The Messenger reported last month that a federal judge was asked by Buckingham Coal to order the Corps to pay attorney bills the company has incurred in defending what it asserts are frivolous claims made in a federal lawsuit filed by the Corps.
The lawsuit, filed in 2011, alleges that the state of Ohio did not have authority to unilaterally give permission for Buckingham Coal to mine a corridor beneath Burr Oak State Park to connect coal reserves the company has on opposite sides of the park. The Corps operates a flood control project at Burr Oak.
“In truth, (Buckingham Coal) seeks sanctions merely because it disagrees with the United States’ views on how the facts of this case and the relevant legal authorities should be interpreted,” states a response filed by Corps attorneys.
The attorneys argue that their lawsuit against Buckingham and the state of Ohio has a sound basis in law.

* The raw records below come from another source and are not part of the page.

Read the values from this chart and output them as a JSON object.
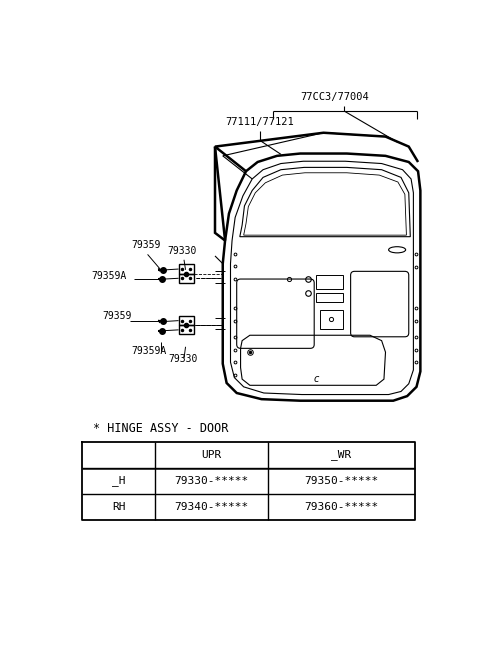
{
  "bg_color": "#ffffff",
  "label_77003": "77CC3/77004",
  "label_77111": "77111/77121",
  "label_79359_top": "79359",
  "label_79330_top": "79330",
  "label_79359A_top": "79359A",
  "label_79359_bot": "79359",
  "label_79359A_bot": "79359A",
  "label_79330_bot": "79330",
  "hinge_title": "* HINGE ASSY - DOOR",
  "table_headers": [
    "",
    "UPR",
    "_WR"
  ],
  "table_row1": [
    "_H",
    "79330-*****",
    "79350-*****"
  ],
  "table_row2": [
    "RH",
    "79340-*****",
    "79360-*****"
  ],
  "text_color": "#000000",
  "line_color": "#000000"
}
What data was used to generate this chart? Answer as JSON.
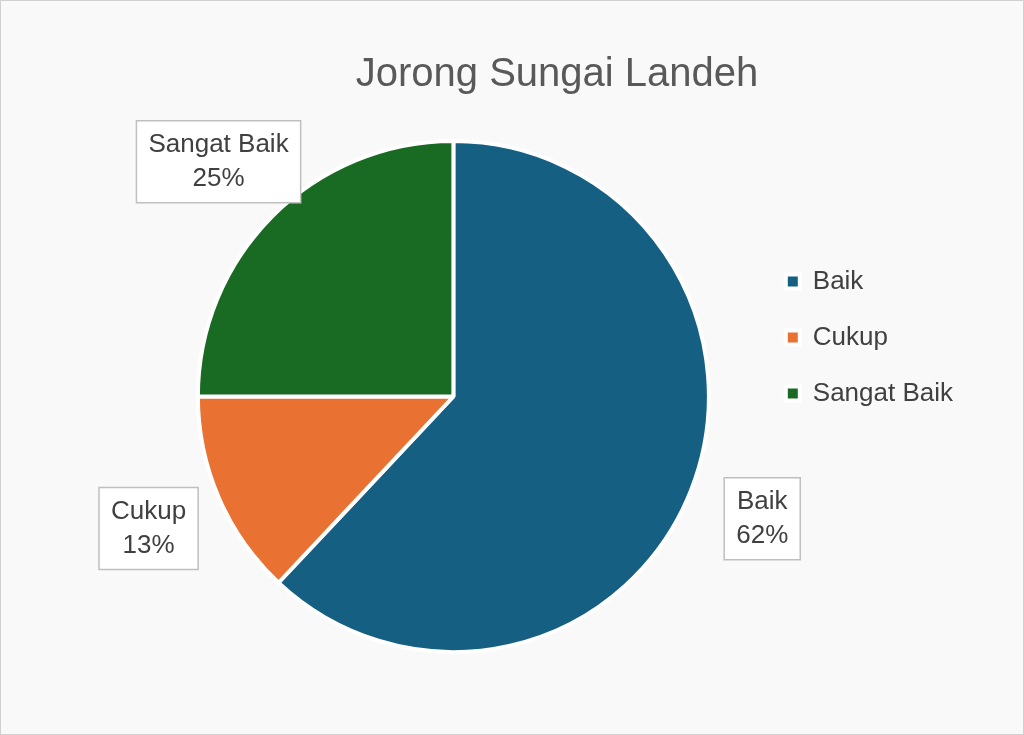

One of the arguments used by Buckingham to seek sanctions is that the Corps is still pursuing claims in the lawsuit that were already decided when the judge denied the Corps a temporary restraining order that would have prevented the mining while the lawsuit is pending. After the restraining order was denied, Buckingham completed mining the corridor.
Attorneys for the Corps counter that the judge has not yet decided the merits of their lawsuit, and that the ruling on the temporary restraining order cannot be used as a basis for sanctions.
Buckingham, in seeking the court-ordered sanctions, also argued that the Corps has been shifting its positions “when one claim or another has been exposed as devoid of any basis in fact or law.”
One of those shifting positions, according to Buckingham, is that the Corps of Engineers is now asserting that the Flood Control Acts of 1936 and 1944 prohibit all coal mining beneath flood control projects.
In its response, the Corps asserts that Buckingham is misrepresenting the Corps’ position.
“The United States has never argued in this case that coal mining at federal flood control projects is always prohibited,” the response states. “Instead, the United States pointed out that the coal interests at this project were deemed necessary for project purposes and were funded and obtained for project purposes.”
The Corps argues that the state gave Buckingham permission to mine without clearing it with the Corps and without giving the Corps an opportunity to assess beforehand whether the mining would be consistent with flood control purposes.